This past Thursday and Saturday I conducted a webinar series attended by investors throughout the United States and Canada. I am humbled by the response and supportive emails that you sent during and after the presentations. Thank you. Investors had the opportunity to send questions during the course of the webinars and I felt that a few of them would benefit all readers of The Blue Collar Investor Blog:
1- Q- In this current economic environment, how are you handling your covered call strategy?
A- Because of the unpredictable volatility of the market along with the lack of its orderly behavior, I have stopped selling options but continue to be fully invested in the market. My reasoning for maintaining my equity positions is twofold. First, in order to make up for recent losses, I feel that I need to be in an investment asset class that has the potential to do so. That rules out treasuries, CDs, money markets, and the like. Historically, the market returns 11% per year and time and time again has proven to be resilient. Think back to the “crash” of 1987 and how the market recovered from that episode. Second, I refuse to believe that the market capitalization of the S&P 500 is now truly worth 40% less than it was just a few months ago. Since all this selling has left a HUGE amount of cash on the sidelines, I feel that it is just a matter of time before all that liquidity sets a fire on the stock market.That being said, I should point out that things are so unusual and so few experts and investors have experienced this type of economic and psycholgical environment, that nobody really knows for sure how to proceed. That goes for Paulson, Bernanke, Buffet, Cramer, me and anyone else you name. All we can do is take the path of common sense and adjust our decisions from there.
2- Q- Which online-discount broker should I use?
A- There are many good ones out there. I can personally attest to USAA Brokerage Services. As an officer in the military, I had access to all of USAA services, including the brokerage company. The commissions are extremely low ($5.95 per trade up to 1000 shares) and they provide reliable service. I suggest you do your own due diligence regarding the other companies taking into consideration reliable transactions,phone assistance, if needed, and most importantly, low commissions. Here is the contact information for USAA (non-military are now allowed to participate):
3- Q- IBD suggests an 8% stop loss as a guide to selling a stock. What are your criteria?
A- There is nothing wrong with setting a stop loss if you are long a stock. For me, 8% is a reasonable percentage in a normal market. In today’s volatile market, an 8% stop loss would result in a significant turnover in your portfolio several times a week. In a covered call position, you must first buy back the option to “free up” the stock for sale. You can enter a “limit order” to buy back the option at 10-15% of the original option sale. This, however, is not how I handle my stock/option positions. I will consider option buy-back when the option premium drops to 20-25 cents or 10% of the original option premium for the first 2-3 weeks of the contract preiod. I will buy back an option during the last week of the contract period only if I want to sell the underlying equity. I make my buy/sell decisions of the stock itself via technical analysis using moving averages (EMAs), MACD, Stochastics, and volume.Chapter 8 in my book, Cashing in on Covered Calls, goes into great depth explaining this process. Those of you on my mailing list who would like a set of guidelines regarding these technical indicators, email me at email@example.com and I’ll be happy to send it to you for free. Use this as a general guide only, as technical analysis is more an art than a science.

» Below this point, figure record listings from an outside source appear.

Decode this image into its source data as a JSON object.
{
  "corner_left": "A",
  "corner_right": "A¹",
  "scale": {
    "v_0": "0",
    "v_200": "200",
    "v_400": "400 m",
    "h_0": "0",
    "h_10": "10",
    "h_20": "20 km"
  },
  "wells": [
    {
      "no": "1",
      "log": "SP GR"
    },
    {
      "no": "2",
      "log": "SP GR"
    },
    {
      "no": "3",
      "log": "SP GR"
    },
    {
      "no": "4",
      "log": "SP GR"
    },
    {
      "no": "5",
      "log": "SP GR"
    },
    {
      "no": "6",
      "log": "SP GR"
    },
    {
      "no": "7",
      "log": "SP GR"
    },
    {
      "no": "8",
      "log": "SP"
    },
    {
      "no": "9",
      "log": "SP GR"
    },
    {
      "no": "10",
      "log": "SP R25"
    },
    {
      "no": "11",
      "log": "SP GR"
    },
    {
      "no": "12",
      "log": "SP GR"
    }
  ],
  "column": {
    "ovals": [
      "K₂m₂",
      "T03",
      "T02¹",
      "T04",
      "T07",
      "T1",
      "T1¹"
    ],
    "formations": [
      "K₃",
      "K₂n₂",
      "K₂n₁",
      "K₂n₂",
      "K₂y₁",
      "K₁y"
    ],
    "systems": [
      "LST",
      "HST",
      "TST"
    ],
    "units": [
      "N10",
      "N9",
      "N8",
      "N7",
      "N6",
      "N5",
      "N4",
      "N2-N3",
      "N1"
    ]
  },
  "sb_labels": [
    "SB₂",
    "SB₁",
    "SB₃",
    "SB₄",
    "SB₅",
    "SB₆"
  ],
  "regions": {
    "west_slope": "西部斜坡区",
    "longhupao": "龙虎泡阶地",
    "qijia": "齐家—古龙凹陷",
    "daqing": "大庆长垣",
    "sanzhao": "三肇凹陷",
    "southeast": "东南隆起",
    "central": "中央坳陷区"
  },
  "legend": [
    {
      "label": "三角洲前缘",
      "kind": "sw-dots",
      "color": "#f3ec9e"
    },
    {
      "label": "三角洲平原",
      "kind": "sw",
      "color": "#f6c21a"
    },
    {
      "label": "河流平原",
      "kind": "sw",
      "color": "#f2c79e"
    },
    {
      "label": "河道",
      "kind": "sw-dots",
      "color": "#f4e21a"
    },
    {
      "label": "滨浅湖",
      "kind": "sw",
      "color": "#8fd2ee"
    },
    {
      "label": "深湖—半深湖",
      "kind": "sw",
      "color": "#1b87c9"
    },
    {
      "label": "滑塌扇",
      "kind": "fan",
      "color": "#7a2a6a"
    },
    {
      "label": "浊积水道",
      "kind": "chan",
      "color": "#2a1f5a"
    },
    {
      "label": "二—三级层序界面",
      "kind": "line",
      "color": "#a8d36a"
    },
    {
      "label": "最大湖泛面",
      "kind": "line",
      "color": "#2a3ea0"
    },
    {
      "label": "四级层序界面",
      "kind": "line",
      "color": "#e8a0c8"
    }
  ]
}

4- Q- Why do you use 20 and 100 day exponential moving averages in your technical analysis rather than the 50 and 200 that most others use?
A- I use the 20-d ema because we are selling 1-month options and there are approximately 20 trading days in month. I utilize the 100-d ema because my portfolio turns over 20-80% per month so these shorter term EMAs will serve as quicker indicators for our purposes. If I were a long term investor in stocks, without the options aspect, or sold longer term options, I too, would use the 50/200 indicators. Once again, I am using the path of common sense.
5- Q- How do we know when the market is settled enough so we can start cashing in on covered calls again?
A- I am looking for an upturn in the housing and financial sectors as well as a loosening of credit requirements. Once this occurs, there is a strong likelihood that the institutional investors will start re-investing all that cash that is currently on the sidelines. One technical indicator I check is the VIX which is the Volatility Index that tracks the S&P 500. It is a measurement of market risk and is often referred to as the “investor fear gauge”. Values greater than 30 is indicative of investor fear and uncertainty while values under 20 infer calmer, less stressful times in the market. Needless to say, the current chart below is above 30 and approaching the planet Pluto! Use the ticker symbol $VIX to pull up the chart:
Last Weeks Economic News:
Volatile stock Indexes reflected the continuing investor fear of a global recession. A few small positives were a slight rise in the Conference Board’s index of economic indicators, which measures the economy’s health. This was due to an increase in the money supply and consumer expectations. Also, existing-home sales rose 5.5% beating analysts’ expectations. For the week, the S&P 500 Index fell 6.8% for a year-to-date return of -39.2%.
Thanks to all who participated in the webinar series. I truly enjoyed spending the time with you.